We were also treated to a selection of canape servings of their regular menu and these included:
- Pla pla - Bonito Kingfish ceviche with roasted chilli jam and roasted coconut flake.
- Tom kha hoy shell - pan seared Canadian scallops with crispy mushrooms, radishes and pomegranate on frothy tom kha broth.
- Hoy tord - deep fried freshly shucked Coffin Bay oysters served with lightly pickled beansprouts, Chalawan's smoked chilli sauce and Chinese chives.
- Khai loog koey - poached, then fried, Willowzen pasture fed free range egg served with crunchy green salad, dressed with caramelised palm sugar and tamarind juice dressing.
- Kanom jeen neua - 10 hours braised O'Connor beef cheek green curry with rambutan and Thai rice noodles.

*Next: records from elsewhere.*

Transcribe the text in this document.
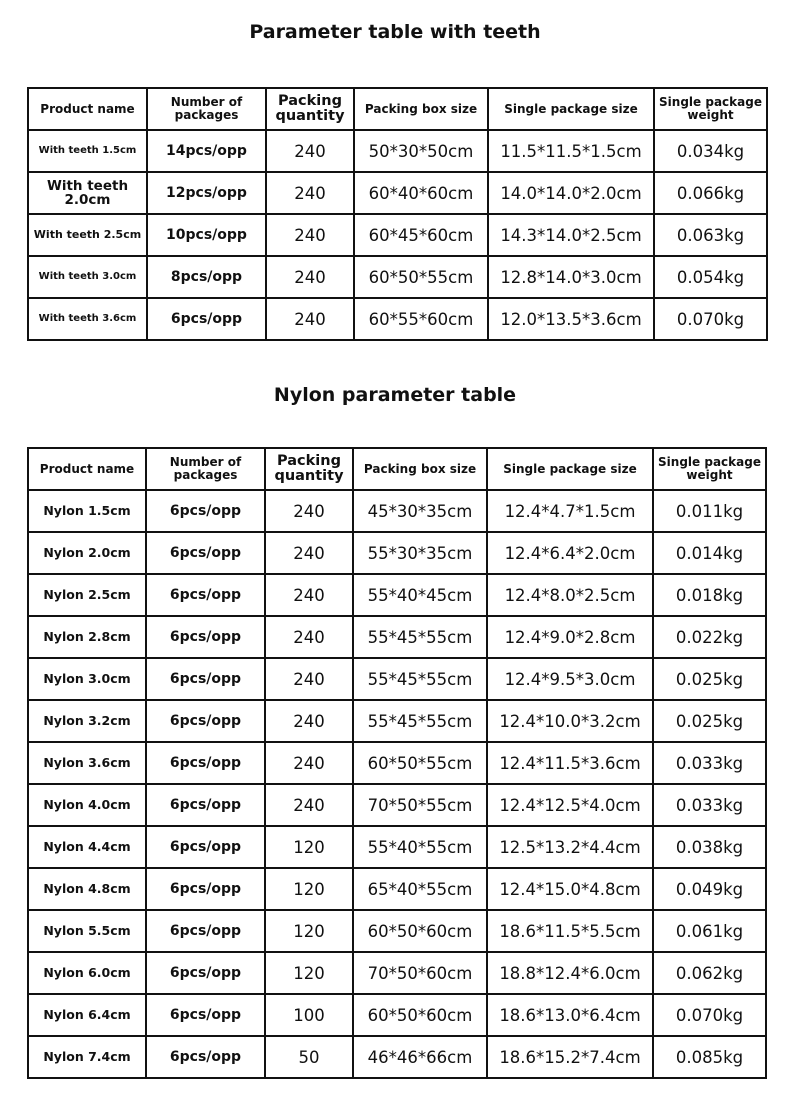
Parameter table with teeth
Product name	Number of packages	Packing quantity	Packing box size	Single package size	Single package weight
With teeth 1.5cm	14pcs/opp	240	50*30*50cm	11.5*11.5*1.5cm	0.034kg
With teeth 2.0cm	12pcs/opp	240	60*40*60cm	14.0*14.0*2.0cm	0.066kg
With teeth 2.5cm	10pcs/opp	240	60*45*60cm	14.3*14.0*2.5cm	0.063kg
With teeth 3.0cm	8pcs/opp	240	60*50*55cm	12.8*14.0*3.0cm	0.054kg
With teeth 3.6cm	6pcs/opp	240	60*55*60cm	12.0*13.5*3.6cm	0.070kg
Nylon parameter table
Product name	Number of packages	Packing quantity	Packing box size	Single package size	Single package weight
Nylon 1.5cm	6pcs/opp	240	45*30*35cm	12.4*4.7*1.5cm	0.011kg
Nylon 2.0cm	6pcs/opp	240	55*30*35cm	12.4*6.4*2.0cm	0.014kg
Nylon 2.5cm	6pcs/opp	240	55*40*45cm	12.4*8.0*2.5cm	0.018kg
Nylon 2.8cm	6pcs/opp	240	55*45*55cm	12.4*9.0*2.8cm	0.022kg
Nylon 3.0cm	6pcs/opp	240	55*45*55cm	12.4*9.5*3.0cm	0.025kg
Nylon 3.2cm	6pcs/opp	240	55*45*55cm	12.4*10.0*3.2cm	0.025kg
Nylon 3.6cm	6pcs/opp	240	60*50*55cm	12.4*11.5*3.6cm	0.033kg
Nylon 4.0cm	6pcs/opp	240	70*50*55cm	12.4*12.5*4.0cm	0.033kg
Nylon 4.4cm	6pcs/opp	120	55*40*55cm	12.5*13.2*4.4cm	0.038kg
Nylon 4.8cm	6pcs/opp	120	65*40*55cm	12.4*15.0*4.8cm	0.049kg
Nylon 5.5cm	6pcs/opp	120	60*50*60cm	18.6*11.5*5.5cm	0.061kg
Nylon 6.0cm	6pcs/opp	120	70*50*60cm	18.8*12.4*6.0cm	0.062kg
Nylon 6.4cm	6pcs/opp	100	60*50*60cm	18.6*13.0*6.4cm	0.070kg
Nylon 7.4cm	6pcs/opp	50	46*46*66cm	18.6*15.2*7.4cm	0.085kg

The combination of quality ingredients and an east-meets-west vibe was a constant throughout the dishes we had tried. I'm quite picky when it comes to Thai (and Thai-fusion) food as it takes quite a bit of skill to execute that delicate balance between spicy, sweet and sour, but the culinary team at Chalawan do very well to tick this box. Favourites included the silky plump scallops teamed with a delicately battered enoki mushrooms and fragrant and spicy tom kha foam, and the fried oysters. I anticipate a return visit some time soon for the fuller version of these dishes...
102 Smith St,
Collingwood, Victoria, 3066.
(03) 9078 9532
Disclosure: I attended the launch event as a guest of Chalawan and Zilla & Brook Publicity and Production. All opinions expressed in this post are based entirely on my experience and observations made during the time of my visit.